Was sagt Italien zur österreichischen Kritik des „Durchwinkens“?

Italiens Außenminister bestreitet das. Im Gegenteil: Es kämen derzeit mehr Flüchtlinge aus Österreich nach Italien als umgekehrt. Alle Migranten, die in Italien strandeten, würden registriert. Fast alle Hotspots seien aktiv. Jetzt müssten alle anderen EU-Staaten ihren Verpflichtungen nachkommen, sagte Außenminister Paolo Gentiloni der Wiener Zeitung „Die Presse“ (Mittwoch).

Was würde sich für die deutschen Urlauber ändern?

Die Reisezeit, wohl weniger die Reiseroute. Der Brenner ist die Hauptstrecke nach Italien und zurück - und es gibt kaum attraktive Alternativen. Jedenfalls halten Verkehrsexperten die Umwege für zeitaufwendiger als die Dauer des möglichen Staus am Brenner.

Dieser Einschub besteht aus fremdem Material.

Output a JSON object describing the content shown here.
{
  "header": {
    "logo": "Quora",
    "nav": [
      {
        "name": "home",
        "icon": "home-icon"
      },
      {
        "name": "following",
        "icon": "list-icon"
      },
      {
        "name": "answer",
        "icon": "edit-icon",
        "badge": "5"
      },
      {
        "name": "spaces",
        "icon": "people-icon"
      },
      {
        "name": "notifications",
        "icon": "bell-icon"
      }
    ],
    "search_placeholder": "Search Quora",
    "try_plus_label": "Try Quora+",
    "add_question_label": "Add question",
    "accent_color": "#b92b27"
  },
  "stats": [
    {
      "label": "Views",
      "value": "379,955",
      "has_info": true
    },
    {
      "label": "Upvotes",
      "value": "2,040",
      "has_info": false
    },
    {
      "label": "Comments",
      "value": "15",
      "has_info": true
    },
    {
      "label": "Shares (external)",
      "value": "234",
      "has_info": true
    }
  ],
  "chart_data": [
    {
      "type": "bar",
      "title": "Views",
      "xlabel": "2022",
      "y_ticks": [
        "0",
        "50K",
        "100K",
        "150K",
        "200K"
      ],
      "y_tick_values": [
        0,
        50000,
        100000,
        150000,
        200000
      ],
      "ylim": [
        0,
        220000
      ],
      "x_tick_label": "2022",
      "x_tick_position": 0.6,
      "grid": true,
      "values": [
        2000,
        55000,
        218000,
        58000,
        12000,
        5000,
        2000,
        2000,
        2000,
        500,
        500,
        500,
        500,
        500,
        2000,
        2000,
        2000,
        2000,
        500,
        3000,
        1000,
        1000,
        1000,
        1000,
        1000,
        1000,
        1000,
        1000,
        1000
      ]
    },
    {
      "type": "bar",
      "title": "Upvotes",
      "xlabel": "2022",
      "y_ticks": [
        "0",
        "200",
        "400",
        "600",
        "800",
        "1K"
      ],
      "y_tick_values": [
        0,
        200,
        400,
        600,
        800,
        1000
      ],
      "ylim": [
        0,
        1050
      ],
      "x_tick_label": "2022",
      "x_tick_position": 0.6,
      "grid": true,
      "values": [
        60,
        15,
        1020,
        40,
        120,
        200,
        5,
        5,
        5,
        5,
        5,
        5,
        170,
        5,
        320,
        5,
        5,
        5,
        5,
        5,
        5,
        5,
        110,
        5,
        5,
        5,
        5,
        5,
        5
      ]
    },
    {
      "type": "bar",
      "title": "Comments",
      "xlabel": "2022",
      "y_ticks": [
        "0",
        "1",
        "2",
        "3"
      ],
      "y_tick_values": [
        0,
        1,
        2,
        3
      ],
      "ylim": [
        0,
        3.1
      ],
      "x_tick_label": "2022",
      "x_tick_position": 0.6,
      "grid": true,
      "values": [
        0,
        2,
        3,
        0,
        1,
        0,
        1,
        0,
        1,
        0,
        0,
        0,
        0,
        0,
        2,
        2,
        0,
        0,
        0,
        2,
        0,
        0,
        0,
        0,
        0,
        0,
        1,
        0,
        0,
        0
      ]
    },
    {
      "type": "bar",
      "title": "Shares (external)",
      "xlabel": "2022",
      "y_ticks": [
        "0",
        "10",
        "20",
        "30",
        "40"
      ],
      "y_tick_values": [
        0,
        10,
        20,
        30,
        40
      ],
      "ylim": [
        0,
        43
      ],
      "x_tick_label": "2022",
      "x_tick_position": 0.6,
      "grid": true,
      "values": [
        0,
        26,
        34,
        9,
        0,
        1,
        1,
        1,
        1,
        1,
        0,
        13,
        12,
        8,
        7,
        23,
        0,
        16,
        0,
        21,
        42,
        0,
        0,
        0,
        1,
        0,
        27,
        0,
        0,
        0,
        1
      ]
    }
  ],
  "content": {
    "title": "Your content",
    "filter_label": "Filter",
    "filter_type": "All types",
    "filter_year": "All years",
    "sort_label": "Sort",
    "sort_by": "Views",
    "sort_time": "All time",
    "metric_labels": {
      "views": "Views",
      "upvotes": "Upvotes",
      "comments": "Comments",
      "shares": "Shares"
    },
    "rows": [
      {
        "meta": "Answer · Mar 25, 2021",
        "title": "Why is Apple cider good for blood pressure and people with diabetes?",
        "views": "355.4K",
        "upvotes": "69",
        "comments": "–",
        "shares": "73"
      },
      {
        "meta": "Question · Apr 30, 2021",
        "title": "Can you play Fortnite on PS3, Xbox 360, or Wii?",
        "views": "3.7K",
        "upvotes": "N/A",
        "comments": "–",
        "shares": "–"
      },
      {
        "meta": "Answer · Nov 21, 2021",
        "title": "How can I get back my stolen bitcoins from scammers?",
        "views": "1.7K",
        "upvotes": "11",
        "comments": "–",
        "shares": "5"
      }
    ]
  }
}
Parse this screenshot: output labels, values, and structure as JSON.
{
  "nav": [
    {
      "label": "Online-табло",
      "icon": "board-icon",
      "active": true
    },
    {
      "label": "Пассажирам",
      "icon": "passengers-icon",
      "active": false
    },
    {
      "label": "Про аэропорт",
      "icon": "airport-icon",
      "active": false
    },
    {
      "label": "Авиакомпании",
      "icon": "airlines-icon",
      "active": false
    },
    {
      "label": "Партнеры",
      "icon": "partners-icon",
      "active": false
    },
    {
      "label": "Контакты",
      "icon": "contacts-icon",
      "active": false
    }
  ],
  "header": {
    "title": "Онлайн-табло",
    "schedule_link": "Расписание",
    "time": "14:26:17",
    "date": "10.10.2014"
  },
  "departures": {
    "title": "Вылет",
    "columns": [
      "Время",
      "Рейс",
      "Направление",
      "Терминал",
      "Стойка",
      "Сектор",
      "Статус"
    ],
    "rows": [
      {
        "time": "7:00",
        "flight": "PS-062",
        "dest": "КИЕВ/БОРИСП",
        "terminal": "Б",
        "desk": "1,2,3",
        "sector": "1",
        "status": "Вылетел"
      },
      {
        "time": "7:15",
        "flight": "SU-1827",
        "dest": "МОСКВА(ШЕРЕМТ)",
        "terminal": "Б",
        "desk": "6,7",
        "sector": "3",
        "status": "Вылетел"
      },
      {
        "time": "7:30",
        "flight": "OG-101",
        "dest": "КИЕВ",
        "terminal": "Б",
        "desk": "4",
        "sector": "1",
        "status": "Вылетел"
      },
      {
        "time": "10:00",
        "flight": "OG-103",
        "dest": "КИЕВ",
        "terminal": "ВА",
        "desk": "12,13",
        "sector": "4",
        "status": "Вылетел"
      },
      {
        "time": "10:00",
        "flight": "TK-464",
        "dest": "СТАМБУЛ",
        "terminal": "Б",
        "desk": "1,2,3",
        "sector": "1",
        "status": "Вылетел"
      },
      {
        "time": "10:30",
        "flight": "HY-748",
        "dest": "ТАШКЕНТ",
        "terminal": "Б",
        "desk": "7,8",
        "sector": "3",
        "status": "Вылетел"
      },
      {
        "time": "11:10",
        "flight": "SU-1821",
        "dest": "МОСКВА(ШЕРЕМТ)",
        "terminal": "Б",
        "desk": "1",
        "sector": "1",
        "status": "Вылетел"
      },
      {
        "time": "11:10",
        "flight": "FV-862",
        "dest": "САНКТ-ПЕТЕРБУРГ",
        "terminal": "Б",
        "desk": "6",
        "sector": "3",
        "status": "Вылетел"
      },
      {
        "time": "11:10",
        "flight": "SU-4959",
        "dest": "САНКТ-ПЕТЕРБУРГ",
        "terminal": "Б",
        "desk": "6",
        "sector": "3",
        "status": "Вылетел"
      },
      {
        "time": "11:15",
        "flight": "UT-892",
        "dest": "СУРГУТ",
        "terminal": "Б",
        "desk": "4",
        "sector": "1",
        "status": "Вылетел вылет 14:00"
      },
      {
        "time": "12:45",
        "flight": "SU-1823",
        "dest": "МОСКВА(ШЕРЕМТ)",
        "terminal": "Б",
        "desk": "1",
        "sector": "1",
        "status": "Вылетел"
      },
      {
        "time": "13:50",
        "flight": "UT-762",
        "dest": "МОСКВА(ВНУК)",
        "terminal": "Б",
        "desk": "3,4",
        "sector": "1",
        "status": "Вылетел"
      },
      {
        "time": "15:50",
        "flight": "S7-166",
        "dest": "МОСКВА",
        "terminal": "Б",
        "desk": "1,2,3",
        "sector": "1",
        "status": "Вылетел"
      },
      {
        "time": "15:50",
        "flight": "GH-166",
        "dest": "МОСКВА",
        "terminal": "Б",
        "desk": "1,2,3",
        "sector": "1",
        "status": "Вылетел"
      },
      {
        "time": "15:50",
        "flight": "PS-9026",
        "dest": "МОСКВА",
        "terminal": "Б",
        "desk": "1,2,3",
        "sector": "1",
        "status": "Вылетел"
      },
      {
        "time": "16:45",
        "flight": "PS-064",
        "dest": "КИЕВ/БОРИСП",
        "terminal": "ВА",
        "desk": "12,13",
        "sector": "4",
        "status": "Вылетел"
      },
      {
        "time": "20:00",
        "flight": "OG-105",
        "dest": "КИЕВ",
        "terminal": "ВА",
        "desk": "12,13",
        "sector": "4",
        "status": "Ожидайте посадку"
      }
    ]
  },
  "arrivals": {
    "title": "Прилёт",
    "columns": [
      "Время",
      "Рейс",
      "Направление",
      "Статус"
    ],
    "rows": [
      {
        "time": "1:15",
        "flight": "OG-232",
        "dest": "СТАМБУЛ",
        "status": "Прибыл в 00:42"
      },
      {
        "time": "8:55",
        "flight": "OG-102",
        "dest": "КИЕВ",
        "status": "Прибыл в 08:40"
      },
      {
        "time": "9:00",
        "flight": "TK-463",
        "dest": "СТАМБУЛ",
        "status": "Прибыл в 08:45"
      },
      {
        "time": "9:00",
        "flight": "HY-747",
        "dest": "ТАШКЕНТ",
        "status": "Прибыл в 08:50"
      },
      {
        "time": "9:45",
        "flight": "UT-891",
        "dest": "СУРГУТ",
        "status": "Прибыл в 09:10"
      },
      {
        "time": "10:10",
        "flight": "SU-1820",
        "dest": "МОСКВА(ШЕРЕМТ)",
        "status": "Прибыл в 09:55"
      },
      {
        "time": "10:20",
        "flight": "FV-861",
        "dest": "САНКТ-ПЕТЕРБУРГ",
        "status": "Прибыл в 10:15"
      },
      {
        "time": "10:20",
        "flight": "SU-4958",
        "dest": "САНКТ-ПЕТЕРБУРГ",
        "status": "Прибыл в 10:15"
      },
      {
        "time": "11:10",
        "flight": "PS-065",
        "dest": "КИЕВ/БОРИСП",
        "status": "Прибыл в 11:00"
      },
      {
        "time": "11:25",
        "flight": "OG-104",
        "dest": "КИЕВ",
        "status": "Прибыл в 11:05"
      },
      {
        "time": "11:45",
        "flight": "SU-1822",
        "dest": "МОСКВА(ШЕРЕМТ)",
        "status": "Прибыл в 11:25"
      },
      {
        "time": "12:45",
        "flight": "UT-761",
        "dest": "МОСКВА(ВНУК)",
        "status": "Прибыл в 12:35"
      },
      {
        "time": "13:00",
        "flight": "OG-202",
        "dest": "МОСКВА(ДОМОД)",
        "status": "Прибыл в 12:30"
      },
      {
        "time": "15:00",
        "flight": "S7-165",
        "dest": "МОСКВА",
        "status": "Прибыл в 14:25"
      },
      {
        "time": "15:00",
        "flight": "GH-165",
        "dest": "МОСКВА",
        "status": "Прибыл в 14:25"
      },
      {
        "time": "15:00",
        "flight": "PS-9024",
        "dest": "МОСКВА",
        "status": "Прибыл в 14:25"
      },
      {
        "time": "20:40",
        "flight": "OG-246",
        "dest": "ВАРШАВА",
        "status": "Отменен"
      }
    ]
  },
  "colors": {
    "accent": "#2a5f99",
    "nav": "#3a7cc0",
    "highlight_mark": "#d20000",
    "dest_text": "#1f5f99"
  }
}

Welche Sorgen hat die Wirtschaft?

Stehen die Lastwagen im Stau, kostet das Geld. Auf einen Schaden von rund eine Million Euro pro Tag könnten sich Steh-Zeiten am Brenner für die Logistikbranche summieren, meinen Experten. Dabei ist das nur der direkte Schaden. Die indirekten Folgen für Unternehmen, die auf Ware und Ersatzteile warten, sind viel höher.

Wie ist die Situation an anderen Grenzabschnitten?

Seit der Abkehr Österreichs von der Willkommens-Politik wurde insbesondere am Grenzübergang Spielfeld kontrolliert und auch ein knapp vier Kilometer langer Zaun gebaut. Betroffen war aber nur die Bundesstraße, nicht die Autobahn nach Slowenien. Seit der Schließung der Balkanroute kommt dort kaum mehr ein Flüchtling an. Anders ist die Lage an der Grenze zu Ungarn. Verstärkt versuchen Migranten von dort nach Österreich einzureisen. Jetzt soll auch im angrenzenden österreichischen Bundesland Burgenland ein etwa zehn Kilometer langer Zaun gebaut werden.

Was passiert an der deutsch-österreichischen Grenze?

Grenzkontrollen sind keine österreichische Spezialität. An den Autobahn-Übergängen bei Kufstein, Salzburg und Passau überprüft die deutsche Seite seit September 2015 den Einreiseverkehr aus Österreich. Die Folge: Wartezeiten von bis zu drei Stunden. Allein 2016 ließ Deutschland laut österreichischem Innenministerium rund 7000 Migranten nicht einreisen und schickte sie nach Österreich zurück. Innenminister Thomas de Maizière hat angekündigt, die Grenzkontrollen zu überprüfen. Falls die Lage entspannt bleibt, könnte ab 12. Mai wieder freie Fahrt herrschen.